Não há volta a dar. Perdidas as eleições, o discurso de esquerda passa, como um instrumento de precisão dotado de vida própria, à desqualificação dos adversários políticos com base no progressismo. Desta vez, a causa ocasional foi um logótipo e, depois, um livro.  Em ambos os casos, está bem de ver, tratou-se de um retrocesso histórico, um atropelo às conquistas civilizacionais, uma recaída nas trevas. As acusações declinam-se no plural mas resumem-se no singular: a História tem um sentido. Um sentido que esse discurso entende como constitutivo e não regulativo. Assim sendo, o curso do mundo segue um plano autónomo, definido previamente. A contradição é evidente. A acção política é acção se, e só se, contribuir para a realização desse sentido que, desse modo, deixa de ser autónomo e passa a ser uma escolha política como as demais. É, aliás, a única maneira de agir politicamente e não se remeter ao quietismo. É também a única maneira de reclamar mérito na acção. Desse modo, salvaguardam-se duas coisas: o sentido da História e a acção política, mas isoladamente, escamoteando a incompatibilidade radical dos dois termos. É um conhecido truque de ventriloquismo. O discurso de esquerda apresenta-se como o boneco que o sentido da História faz falar, sempre e de cada vez que é preciso subtrair as escolhas e as propostas à discussão racional, isto é, à discussão que aceita a existência de razão nos outros.

Desta forma, esse discurso naturaliza o sentido e revela-se incapaz de diálogo, uma vez que se nega – na aparência – como sujeito autónomo e, por isso, político, e recusa ao outro – na realidade – o reconhecimento da sua qualidade de sujeito. Despolitiza-se assim a coisa pública, ao arredar dela o pluralismo de opiniões e o compromisso entre as diferentes propostas que a acção requer. Não há, no entanto, simetria na objectivação do curso da História e da marcha do progresso que deles faz uma sucessão cega e irracional.

O discurso de esquerda pretende herdar e tomar para si a característica essencial do sentido autonomizado: a sua validade eterna; e, como representante desse sentido, é ungido em toda a sua glória pelo facto de o representar.
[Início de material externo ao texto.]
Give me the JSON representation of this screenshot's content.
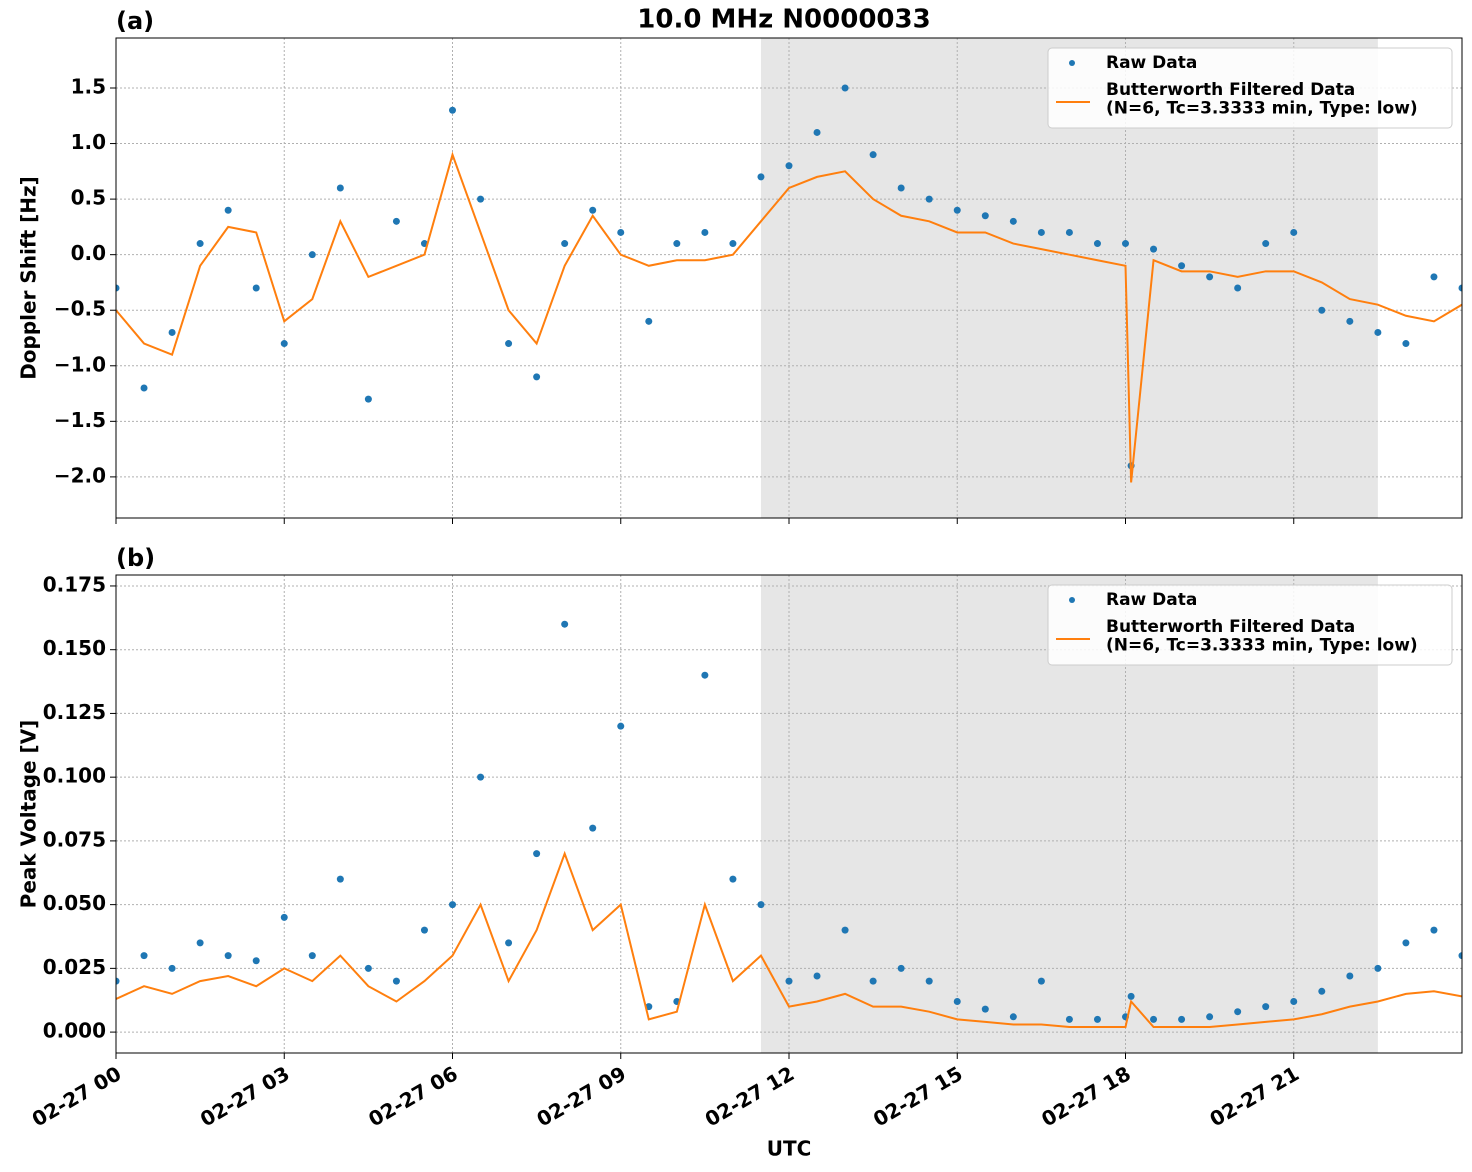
{
  "title": "10.0 MHz N0000033",
  "chart_data": [
    {
      "type": "scatter-line",
      "panel_label": "(a)",
      "ylabel": "Doppler Shift [Hz]",
      "grid": true,
      "legend": "upper right",
      "shaded_span": [
        11.5,
        22.5
      ],
      "x": [
        0,
        0.5,
        1,
        1.5,
        2,
        2.5,
        3,
        3.5,
        4,
        4.5,
        5,
        5.5,
        6,
        6.5,
        7,
        7.5,
        8,
        8.5,
        9,
        9.5,
        10,
        10.5,
        11,
        11.5,
        12,
        12.5,
        13,
        13.5,
        14,
        14.5,
        15,
        15.5,
        16,
        16.5,
        17,
        17.5,
        18,
        18.1,
        18.5,
        19,
        19.5,
        20,
        20.5,
        21,
        21.5,
        22,
        22.5,
        23,
        23.5,
        24
      ],
      "xlim": [
        0,
        24
      ],
      "xticks": [
        0,
        3,
        6,
        9,
        12,
        15,
        18,
        21
      ],
      "ylim": [
        -2.37,
        1.95
      ],
      "yticks": [
        {
          "value": -2,
          "label": "−2.0"
        },
        {
          "value": -1.5,
          "label": "−1.5"
        },
        {
          "value": -1,
          "label": "−1.0"
        },
        {
          "value": -0.5,
          "label": "−0.5"
        },
        {
          "value": 0,
          "label": "0.0"
        },
        {
          "value": 0.5,
          "label": "0.5"
        },
        {
          "value": 1,
          "label": "1.0"
        },
        {
          "value": 1.5,
          "label": "1.5"
        }
      ],
      "series": [
        {
          "name": "Raw Data",
          "mode": "markers",
          "color": "#1f77b4",
          "values": [
            -0.3,
            -1.2,
            -0.7,
            0.1,
            0.4,
            -0.3,
            -0.8,
            0.0,
            0.6,
            -1.3,
            0.3,
            0.1,
            1.3,
            0.5,
            -0.8,
            -1.1,
            0.1,
            0.4,
            0.2,
            -0.6,
            0.1,
            0.2,
            0.1,
            0.7,
            0.8,
            1.1,
            1.5,
            0.9,
            0.6,
            0.5,
            0.4,
            0.35,
            0.3,
            0.2,
            0.2,
            0.1,
            0.1,
            -1.9,
            0.05,
            -0.1,
            -0.2,
            -0.3,
            0.1,
            0.2,
            -0.5,
            -0.6,
            -0.7,
            -0.8,
            -0.2,
            -0.3
          ]
        },
        {
          "name": "Butterworth Filtered Data\n(N=6, Tc=3.3333 min, Type: low)",
          "mode": "line",
          "color": "#ff7f0e",
          "values": [
            -0.5,
            -0.8,
            -0.9,
            -0.1,
            0.25,
            0.2,
            -0.6,
            -0.4,
            0.3,
            -0.2,
            -0.1,
            0.0,
            0.9,
            0.2,
            -0.5,
            -0.8,
            -0.1,
            0.35,
            0.0,
            -0.1,
            -0.05,
            -0.05,
            0.0,
            0.3,
            0.6,
            0.7,
            0.75,
            0.5,
            0.35,
            0.3,
            0.2,
            0.2,
            0.1,
            0.05,
            0.0,
            -0.05,
            -0.1,
            -2.05,
            -0.05,
            -0.15,
            -0.15,
            -0.2,
            -0.15,
            -0.15,
            -0.25,
            -0.4,
            -0.45,
            -0.55,
            -0.6,
            -0.45
          ]
        }
      ]
    },
    {
      "type": "scatter-line",
      "panel_label": "(b)",
      "ylabel": "Peak Voltage [V]",
      "xlabel": "UTC",
      "grid": true,
      "legend": "upper right",
      "shaded_span": [
        11.5,
        22.5
      ],
      "x": [
        0,
        0.5,
        1,
        1.5,
        2,
        2.5,
        3,
        3.5,
        4,
        4.5,
        5,
        5.5,
        6,
        6.5,
        7,
        7.5,
        8,
        8.5,
        9,
        9.5,
        10,
        10.5,
        11,
        11.5,
        12,
        12.5,
        13,
        13.5,
        14,
        14.5,
        15,
        15.5,
        16,
        16.5,
        17,
        17.5,
        18,
        18.1,
        18.5,
        19,
        19.5,
        20,
        20.5,
        21,
        21.5,
        22,
        22.5,
        23,
        23.5,
        24
      ],
      "xlim": [
        0,
        24
      ],
      "xticks": [
        {
          "value": 0,
          "label": "02-27 00"
        },
        {
          "value": 3,
          "label": "02-27 03"
        },
        {
          "value": 6,
          "label": "02-27 06"
        },
        {
          "value": 9,
          "label": "02-27 09"
        },
        {
          "value": 12,
          "label": "02-27 12"
        },
        {
          "value": 15,
          "label": "02-27 15"
        },
        {
          "value": 18,
          "label": "02-27 18"
        },
        {
          "value": 21,
          "label": "02-27 21"
        }
      ],
      "ylim": [
        -0.0082,
        0.1793
      ],
      "yticks": [
        {
          "value": 0,
          "label": "0.000"
        },
        {
          "value": 0.025,
          "label": "0.025"
        },
        {
          "value": 0.05,
          "label": "0.050"
        },
        {
          "value": 0.075,
          "label": "0.075"
        },
        {
          "value": 0.1,
          "label": "0.100"
        },
        {
          "value": 0.125,
          "label": "0.125"
        },
        {
          "value": 0.15,
          "label": "0.150"
        },
        {
          "value": 0.175,
          "label": "0.175"
        }
      ],
      "series": [
        {
          "name": "Raw Data",
          "mode": "markers",
          "color": "#1f77b4",
          "values": [
            0.02,
            0.03,
            0.025,
            0.035,
            0.03,
            0.028,
            0.045,
            0.03,
            0.06,
            0.025,
            0.02,
            0.04,
            0.05,
            0.1,
            0.035,
            0.07,
            0.16,
            0.08,
            0.12,
            0.01,
            0.012,
            0.14,
            0.06,
            0.05,
            0.02,
            0.022,
            0.04,
            0.02,
            0.025,
            0.02,
            0.012,
            0.009,
            0.006,
            0.02,
            0.005,
            0.005,
            0.006,
            0.014,
            0.005,
            0.005,
            0.006,
            0.008,
            0.01,
            0.012,
            0.016,
            0.022,
            0.025,
            0.035,
            0.04,
            0.03
          ]
        },
        {
          "name": "Butterworth Filtered Data\n(N=6, Tc=3.3333 min, Type: low)",
          "mode": "line",
          "color": "#ff7f0e",
          "values": [
            0.013,
            0.018,
            0.015,
            0.02,
            0.022,
            0.018,
            0.025,
            0.02,
            0.03,
            0.018,
            0.012,
            0.02,
            0.03,
            0.05,
            0.02,
            0.04,
            0.07,
            0.04,
            0.05,
            0.005,
            0.008,
            0.05,
            0.02,
            0.03,
            0.01,
            0.012,
            0.015,
            0.01,
            0.01,
            0.008,
            0.005,
            0.004,
            0.003,
            0.003,
            0.002,
            0.002,
            0.002,
            0.012,
            0.002,
            0.002,
            0.002,
            0.003,
            0.004,
            0.005,
            0.007,
            0.01,
            0.012,
            0.015,
            0.016,
            0.014
          ]
        }
      ]
    }
  ]
}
No deserto só ali há a água da vida. Mas tal como o espírito sopra onde quer, também o sentido da história desce sobre quem quer. Os que não foram bafejados por ele são de raiz alheios à racionalidade e mera quantité négligeable. Nesse modo de pensar, à partida não podem sequer aceder ao estatuto de inimigos a combater. Despersonalização e despolitização acabam sempre por se darem as mãos. O passo seguinte, inevitável, é erradicar toda e qualquer manifestação da interioridade humana indominável, ou seja, toda a expressão simbólica, seja ela a palavra ou a imagem. Por isso, politicamente, os sequazes desse discurso comportam-se como jívaros: procuram cabeças para reduzir. E encontraram-nas. Num logótipo e num livro.